I've been confused by various aspects of prefetch, and have done a few
experiments that leave me with a little knowledge, and a lot of superstitions
and suppositions.  Seeing other people's kernels, hearing their
explanations of what they do, has often spurred me to try new things,
and I thought exposure to some stuff that didn't work well enough to become
embodied into kernels might nonetheless help other people with their own
thinking, even if all my speculations are in error . . .  Obviously,
I hope as well that someone may figure out what I don't have the ooomph
for myself as well . . .

So, this is just a rambling series of observations, but perhaps useful in
that sense.  All of this is for Level 3 gemm kernel only: things are much
more clear for Level 2/1 (at least I believe they are :) . . .

In most of my prefetch success stories, I've used it on the current block.
Mostly, what I'm doing here is prefetching the forthcoming panels of $B$,
and repetively fetching blocks of A and B that should already be in cache,
but may have been knocked out due to cache-line conflicts.  This approach
gave modest speedups on the alpha and IA64 kernels, and relatively large
speedups on the AltiVec . . .

Julian used a different idea: reducing the block size so you can keep 
extra stuff around, and prefetching the next iteration's block during
this iteration.  This is obviously going to work better on machines with
large caches, such as Athlon or alpha, than otherwise.  On a practical
note, I've since tried this scheme in some fashion or another on UltraSparcs
(see below) and PIII.  I have not tried it on IA64 or alpha, where it 
probably has a much better chance . . .

Since I hadn't thought to try it, it spurred me to try something
similar for the PIII.  My idea was, even if the 16K L1 was too small to
do the exact same trick, it might help to fetch the next iteration's data
into the L2 (you can do this with SSE).

This didn't work at all.  What did work, was to unroll the loops so I was
never doing any of the repetitive prefetching, but do prefetch this iteration's
data before its first use.  Using this technique, I got a 5% faster
kernel for the PIII!!

I was real excited, and so I quickly built it into a full gemm, in order to
get results 10% slower than the non-prefetched kernel.  How can the prefetch
get a speedup for the kernel timer, and a slowdown for the actual code?

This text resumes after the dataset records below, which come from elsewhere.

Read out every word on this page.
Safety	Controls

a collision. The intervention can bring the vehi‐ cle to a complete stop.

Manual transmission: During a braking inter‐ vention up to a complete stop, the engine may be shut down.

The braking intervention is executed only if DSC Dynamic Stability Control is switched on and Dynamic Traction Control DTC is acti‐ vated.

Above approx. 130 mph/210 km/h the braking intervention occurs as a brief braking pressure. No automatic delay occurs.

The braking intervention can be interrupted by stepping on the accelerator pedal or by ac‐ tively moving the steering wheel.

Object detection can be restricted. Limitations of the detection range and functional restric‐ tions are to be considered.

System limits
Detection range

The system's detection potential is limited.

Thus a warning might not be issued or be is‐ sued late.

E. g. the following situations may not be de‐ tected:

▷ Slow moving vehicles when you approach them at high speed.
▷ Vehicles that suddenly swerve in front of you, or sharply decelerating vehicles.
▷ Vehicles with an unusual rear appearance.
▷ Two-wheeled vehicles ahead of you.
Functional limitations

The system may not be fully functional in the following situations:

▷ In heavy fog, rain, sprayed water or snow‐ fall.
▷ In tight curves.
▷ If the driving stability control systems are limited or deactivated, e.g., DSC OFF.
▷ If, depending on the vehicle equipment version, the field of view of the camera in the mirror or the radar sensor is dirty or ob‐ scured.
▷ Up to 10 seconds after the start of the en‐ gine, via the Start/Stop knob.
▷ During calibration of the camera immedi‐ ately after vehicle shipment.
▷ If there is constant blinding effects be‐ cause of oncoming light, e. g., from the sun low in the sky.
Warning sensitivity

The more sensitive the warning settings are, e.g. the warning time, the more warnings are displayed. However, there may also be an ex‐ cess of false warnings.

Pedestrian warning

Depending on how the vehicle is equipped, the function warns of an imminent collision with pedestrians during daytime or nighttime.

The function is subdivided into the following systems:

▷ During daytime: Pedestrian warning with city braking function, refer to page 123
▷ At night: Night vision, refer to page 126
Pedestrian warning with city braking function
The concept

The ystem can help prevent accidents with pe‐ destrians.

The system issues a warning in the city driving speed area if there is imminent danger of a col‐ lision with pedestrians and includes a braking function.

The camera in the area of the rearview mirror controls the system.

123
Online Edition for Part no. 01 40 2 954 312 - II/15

Well, looks like the answer is explicit and implicit L2 blocking.  ATLAS
does explicit L2 blocking with the CacheEdge parameter, and the algorithm
itself does it implicitly in many situations.  Prefetch is a pure win when
everything is in main memory (as the kernel timer makes it), but when
a lot of stuff is already in L2, it appears to be an overhead, and you
get a practical slowdown.

I'm not saying prefetching cannot be used to speedup the PIII; I suspect that
it can, but I have not yet found the right way to go about it.  I do believe
keeping in mind that the full gemm may be keeping things in L2 for you can
help explain some effects . . .

Another arena of mystery for me is the UltraSparc II processor.  It has a
prefetch command that I figured out how to use using gcc (but not using
Sun's cc).  I know the command works, 'cause I can speed up the Level 1
using it.  However, no matter what I do with it in the Level 3 BLAS, I get
no difference above clock resolution.

Let me restate that: I can do any kind of prefetch I want, prefetching anything
or nothing, with no change of state.  No noticable overhead, no perceptible
speedup.  It's maddening.  I think I might have written a kernel that was 
5 Mflop faster when the prefetching was on, but this may have been fevered
imagination only.

I originally thought the explanation of this was that the US II prefetch
was to the L2 instead of the L1.  If this were the case, I really expected
big advantage by using Julian's approach of prefetching the next block while
operating on this.  Can you guess the result?  No perceptible difference . . .

If anyone knows any inside stuff on your UltraSparc II prefetch works, I'd
certainly like to hear it.  The documentation is incredibly sparse (it took
weeks of digging for me to find the assembly commands to make it happen) . . .

I have not tried on an USIII much, since I don't have good access, and I hear
that prefetch is turned off in hardware on a lot of systems.